There is where we couldn’t settle on a single default mechanism for dispute resolution, so we left the choice to the parties: arbitration or state court litigation. Arbitration offers privacy and can be more efficient, but it tends to be more expensive. To balance this, the losing party under this template is required to cover all arbitration costs. State court litigation, on the other hand, is generally simpler and more cost-effective, making it a more common choice for many businesses, though it lacks the confidentiality of arbitration.
A mutual NDA binds both parties to confidentiality: each side promises to protect the other party’s confidential information. A unilateral NDA binds only the receiving party, while the disclosing party does not take on the same confidentiality obligations. Use a mutual NDA when both sides expect to exchange sensitive information, such as during partnership discussions, joint ventures, investment conversations, or M&A due diligence. Use a unilateral ND when only one party will be disclosing confidential information — for example, sharing a business concept with a contractor.

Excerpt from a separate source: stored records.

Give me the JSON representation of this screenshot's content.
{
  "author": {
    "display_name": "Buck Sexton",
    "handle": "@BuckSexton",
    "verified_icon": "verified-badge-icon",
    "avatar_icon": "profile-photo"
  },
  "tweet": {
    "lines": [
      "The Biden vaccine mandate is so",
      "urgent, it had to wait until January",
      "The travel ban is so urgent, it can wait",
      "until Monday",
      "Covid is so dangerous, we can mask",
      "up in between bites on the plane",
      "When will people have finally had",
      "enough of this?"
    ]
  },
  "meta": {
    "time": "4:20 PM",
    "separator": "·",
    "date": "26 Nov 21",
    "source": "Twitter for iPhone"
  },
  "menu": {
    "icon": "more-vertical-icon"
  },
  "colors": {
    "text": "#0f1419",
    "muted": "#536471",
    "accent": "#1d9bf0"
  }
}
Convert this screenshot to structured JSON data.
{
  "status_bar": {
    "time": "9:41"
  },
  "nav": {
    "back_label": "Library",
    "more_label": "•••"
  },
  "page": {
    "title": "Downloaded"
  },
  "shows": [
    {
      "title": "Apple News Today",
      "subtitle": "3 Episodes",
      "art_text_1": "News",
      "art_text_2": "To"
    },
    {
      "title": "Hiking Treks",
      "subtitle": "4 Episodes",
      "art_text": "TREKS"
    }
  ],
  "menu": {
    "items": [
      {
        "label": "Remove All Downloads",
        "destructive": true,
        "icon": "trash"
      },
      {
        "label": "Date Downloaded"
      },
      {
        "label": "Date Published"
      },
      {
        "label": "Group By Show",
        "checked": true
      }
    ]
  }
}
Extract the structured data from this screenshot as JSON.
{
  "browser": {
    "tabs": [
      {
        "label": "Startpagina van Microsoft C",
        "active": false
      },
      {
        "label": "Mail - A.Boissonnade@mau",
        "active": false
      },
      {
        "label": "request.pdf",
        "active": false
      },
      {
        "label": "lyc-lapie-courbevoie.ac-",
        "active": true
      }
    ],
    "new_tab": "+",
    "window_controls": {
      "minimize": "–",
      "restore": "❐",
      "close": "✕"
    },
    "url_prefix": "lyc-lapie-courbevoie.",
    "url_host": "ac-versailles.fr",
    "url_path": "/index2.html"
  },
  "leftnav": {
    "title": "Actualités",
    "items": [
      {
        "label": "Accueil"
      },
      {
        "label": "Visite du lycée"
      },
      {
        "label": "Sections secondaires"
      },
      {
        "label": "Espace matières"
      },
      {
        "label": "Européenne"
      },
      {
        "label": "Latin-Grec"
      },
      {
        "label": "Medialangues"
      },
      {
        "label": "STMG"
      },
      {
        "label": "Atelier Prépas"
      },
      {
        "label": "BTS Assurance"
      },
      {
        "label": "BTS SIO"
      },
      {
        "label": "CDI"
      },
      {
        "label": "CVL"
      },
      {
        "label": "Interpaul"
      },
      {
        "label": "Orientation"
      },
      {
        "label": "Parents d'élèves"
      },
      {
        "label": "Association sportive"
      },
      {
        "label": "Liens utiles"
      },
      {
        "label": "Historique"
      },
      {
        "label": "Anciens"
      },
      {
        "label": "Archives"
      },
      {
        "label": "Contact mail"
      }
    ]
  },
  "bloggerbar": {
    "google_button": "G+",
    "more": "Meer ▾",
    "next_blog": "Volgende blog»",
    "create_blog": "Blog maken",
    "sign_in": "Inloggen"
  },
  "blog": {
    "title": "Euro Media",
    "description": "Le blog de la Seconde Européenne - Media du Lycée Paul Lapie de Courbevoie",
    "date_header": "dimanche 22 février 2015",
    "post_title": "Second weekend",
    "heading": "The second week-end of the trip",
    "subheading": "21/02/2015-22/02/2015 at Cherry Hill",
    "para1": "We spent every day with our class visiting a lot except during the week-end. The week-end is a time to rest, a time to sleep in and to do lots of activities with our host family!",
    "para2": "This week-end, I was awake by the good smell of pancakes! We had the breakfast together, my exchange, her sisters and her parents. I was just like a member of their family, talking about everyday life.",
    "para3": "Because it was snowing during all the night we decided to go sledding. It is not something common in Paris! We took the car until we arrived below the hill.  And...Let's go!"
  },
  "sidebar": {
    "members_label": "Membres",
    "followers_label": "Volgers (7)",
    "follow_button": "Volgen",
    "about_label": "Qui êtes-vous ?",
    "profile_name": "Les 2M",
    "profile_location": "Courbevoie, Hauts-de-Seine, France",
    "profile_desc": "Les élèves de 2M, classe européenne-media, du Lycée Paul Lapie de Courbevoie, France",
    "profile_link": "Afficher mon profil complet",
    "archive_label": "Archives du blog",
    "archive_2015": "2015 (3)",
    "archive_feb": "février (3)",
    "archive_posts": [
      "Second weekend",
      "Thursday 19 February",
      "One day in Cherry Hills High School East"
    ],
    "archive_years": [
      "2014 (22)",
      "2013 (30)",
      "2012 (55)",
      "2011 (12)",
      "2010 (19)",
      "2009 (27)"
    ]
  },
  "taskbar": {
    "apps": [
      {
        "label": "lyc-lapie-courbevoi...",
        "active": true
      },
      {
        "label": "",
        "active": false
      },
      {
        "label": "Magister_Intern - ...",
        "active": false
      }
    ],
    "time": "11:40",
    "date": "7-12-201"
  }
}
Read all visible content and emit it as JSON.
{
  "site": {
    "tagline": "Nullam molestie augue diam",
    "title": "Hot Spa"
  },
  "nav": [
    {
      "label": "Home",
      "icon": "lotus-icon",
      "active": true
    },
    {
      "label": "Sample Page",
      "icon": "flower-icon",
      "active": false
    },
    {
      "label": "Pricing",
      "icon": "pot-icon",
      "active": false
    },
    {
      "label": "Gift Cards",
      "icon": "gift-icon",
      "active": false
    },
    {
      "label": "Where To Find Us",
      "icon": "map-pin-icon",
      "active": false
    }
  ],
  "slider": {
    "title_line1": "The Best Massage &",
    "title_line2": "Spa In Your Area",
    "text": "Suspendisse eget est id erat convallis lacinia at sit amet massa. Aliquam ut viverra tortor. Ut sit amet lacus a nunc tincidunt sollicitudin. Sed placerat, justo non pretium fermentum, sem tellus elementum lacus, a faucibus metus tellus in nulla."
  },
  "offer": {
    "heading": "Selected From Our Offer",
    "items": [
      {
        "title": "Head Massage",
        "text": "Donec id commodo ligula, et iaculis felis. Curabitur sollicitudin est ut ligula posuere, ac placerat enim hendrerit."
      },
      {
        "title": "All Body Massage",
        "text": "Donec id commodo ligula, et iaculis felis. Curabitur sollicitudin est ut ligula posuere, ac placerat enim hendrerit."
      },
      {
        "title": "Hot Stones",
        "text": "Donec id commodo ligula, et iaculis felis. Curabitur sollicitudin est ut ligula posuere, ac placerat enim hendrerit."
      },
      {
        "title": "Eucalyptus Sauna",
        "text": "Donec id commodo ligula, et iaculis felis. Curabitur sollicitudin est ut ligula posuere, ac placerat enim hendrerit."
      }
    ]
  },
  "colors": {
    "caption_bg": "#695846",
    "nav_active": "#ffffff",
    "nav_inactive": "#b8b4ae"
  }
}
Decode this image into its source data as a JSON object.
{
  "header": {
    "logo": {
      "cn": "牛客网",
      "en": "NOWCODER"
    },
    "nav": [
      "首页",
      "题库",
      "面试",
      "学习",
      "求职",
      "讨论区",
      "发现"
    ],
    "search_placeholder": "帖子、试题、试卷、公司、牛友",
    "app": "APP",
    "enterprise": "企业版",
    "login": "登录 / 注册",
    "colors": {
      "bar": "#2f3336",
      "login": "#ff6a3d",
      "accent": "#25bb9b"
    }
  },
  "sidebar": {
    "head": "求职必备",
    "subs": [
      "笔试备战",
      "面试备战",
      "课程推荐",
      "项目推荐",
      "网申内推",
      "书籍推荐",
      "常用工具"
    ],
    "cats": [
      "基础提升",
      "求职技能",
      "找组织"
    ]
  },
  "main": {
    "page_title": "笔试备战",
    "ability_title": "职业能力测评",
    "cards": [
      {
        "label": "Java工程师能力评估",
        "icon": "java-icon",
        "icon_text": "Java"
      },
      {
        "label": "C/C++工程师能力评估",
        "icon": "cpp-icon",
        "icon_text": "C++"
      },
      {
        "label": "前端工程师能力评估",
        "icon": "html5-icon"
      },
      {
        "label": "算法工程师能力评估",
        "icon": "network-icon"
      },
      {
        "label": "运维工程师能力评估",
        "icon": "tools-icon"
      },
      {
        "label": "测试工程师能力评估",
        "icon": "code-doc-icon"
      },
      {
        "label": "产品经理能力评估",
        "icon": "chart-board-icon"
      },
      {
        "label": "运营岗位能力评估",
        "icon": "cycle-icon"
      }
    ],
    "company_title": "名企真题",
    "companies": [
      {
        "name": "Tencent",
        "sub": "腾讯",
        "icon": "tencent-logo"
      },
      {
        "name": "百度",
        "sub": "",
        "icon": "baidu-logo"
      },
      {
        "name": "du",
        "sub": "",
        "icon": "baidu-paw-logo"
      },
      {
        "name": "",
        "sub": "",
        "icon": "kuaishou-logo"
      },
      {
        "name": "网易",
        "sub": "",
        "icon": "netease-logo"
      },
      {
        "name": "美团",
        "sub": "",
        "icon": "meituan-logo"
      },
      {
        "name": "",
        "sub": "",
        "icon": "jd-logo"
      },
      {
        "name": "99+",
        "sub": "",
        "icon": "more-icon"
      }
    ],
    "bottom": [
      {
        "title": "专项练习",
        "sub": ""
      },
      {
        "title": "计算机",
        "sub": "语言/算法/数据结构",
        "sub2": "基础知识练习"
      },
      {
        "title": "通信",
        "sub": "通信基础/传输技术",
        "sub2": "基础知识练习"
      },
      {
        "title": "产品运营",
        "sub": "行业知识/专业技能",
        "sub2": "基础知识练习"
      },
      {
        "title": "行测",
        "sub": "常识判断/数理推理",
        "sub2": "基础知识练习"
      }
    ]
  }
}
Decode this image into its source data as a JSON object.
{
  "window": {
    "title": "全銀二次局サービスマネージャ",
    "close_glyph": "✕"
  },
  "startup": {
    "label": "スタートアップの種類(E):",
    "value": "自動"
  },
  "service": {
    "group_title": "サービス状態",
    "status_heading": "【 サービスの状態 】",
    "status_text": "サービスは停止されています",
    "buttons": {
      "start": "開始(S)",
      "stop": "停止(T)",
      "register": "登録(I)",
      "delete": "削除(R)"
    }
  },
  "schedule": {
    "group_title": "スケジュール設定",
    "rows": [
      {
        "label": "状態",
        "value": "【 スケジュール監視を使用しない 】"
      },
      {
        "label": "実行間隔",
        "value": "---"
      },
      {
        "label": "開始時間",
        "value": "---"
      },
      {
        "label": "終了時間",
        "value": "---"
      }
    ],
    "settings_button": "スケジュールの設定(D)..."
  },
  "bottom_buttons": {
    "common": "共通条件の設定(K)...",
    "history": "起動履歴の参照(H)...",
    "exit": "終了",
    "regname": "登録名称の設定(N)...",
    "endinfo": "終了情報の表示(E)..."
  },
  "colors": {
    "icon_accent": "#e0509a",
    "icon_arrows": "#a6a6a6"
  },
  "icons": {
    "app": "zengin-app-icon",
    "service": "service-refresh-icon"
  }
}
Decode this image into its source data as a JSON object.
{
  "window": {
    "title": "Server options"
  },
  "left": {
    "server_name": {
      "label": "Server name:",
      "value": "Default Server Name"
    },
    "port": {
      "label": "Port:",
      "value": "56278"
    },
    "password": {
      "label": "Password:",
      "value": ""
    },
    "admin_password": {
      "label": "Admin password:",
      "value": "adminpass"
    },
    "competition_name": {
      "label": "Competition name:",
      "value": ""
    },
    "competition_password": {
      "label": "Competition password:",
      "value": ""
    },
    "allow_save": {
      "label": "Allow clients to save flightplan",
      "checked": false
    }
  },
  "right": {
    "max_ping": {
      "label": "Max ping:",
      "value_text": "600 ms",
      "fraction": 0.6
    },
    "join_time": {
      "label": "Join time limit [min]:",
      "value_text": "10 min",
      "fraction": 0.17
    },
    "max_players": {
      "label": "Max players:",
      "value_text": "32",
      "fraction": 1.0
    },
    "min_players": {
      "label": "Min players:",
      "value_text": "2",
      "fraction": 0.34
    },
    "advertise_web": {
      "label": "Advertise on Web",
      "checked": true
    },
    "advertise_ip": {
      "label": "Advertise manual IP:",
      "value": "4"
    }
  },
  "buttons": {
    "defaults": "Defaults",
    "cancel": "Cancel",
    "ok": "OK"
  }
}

The agreement defines confidential information — typically any business, technical, financial, or operational data marked as confidential or that a reasonable person would understand to be sensitive. Standard exclusions apply: information already in the public domain, independently developed by the receiving party, or received from a legitimate third-party source is generally not covered. Being specific in the definition reduces the risk of disputes later.
A mutual NDA usually sets two periods: the term during which confidential information may be exchanged, and the period during which confidentiality obligations continue. The parties can agree on both. If the NDA is terminated, confidentiality obligations still continue for information shared before termination until the agreed confidentiality period expires.
Yes, to a limited extent. Both parties are typically allowed to share information with employees, contractors, or professional advisors who need it for the purpose of the collaboration and who are themselves bound by equivalent confidentiality obligations. The sharing party remains responsible if those individuals breach the agreement.
If a party breaches the NDA, the non-breaching party may seek monetary damages for losses caused by the breach. It may also seek injunctive or other equitable relief to stop or prevent further misuse or disclosure of confidential information. The agreement focuses on damages and equitable remedies, rather than automatic penalties.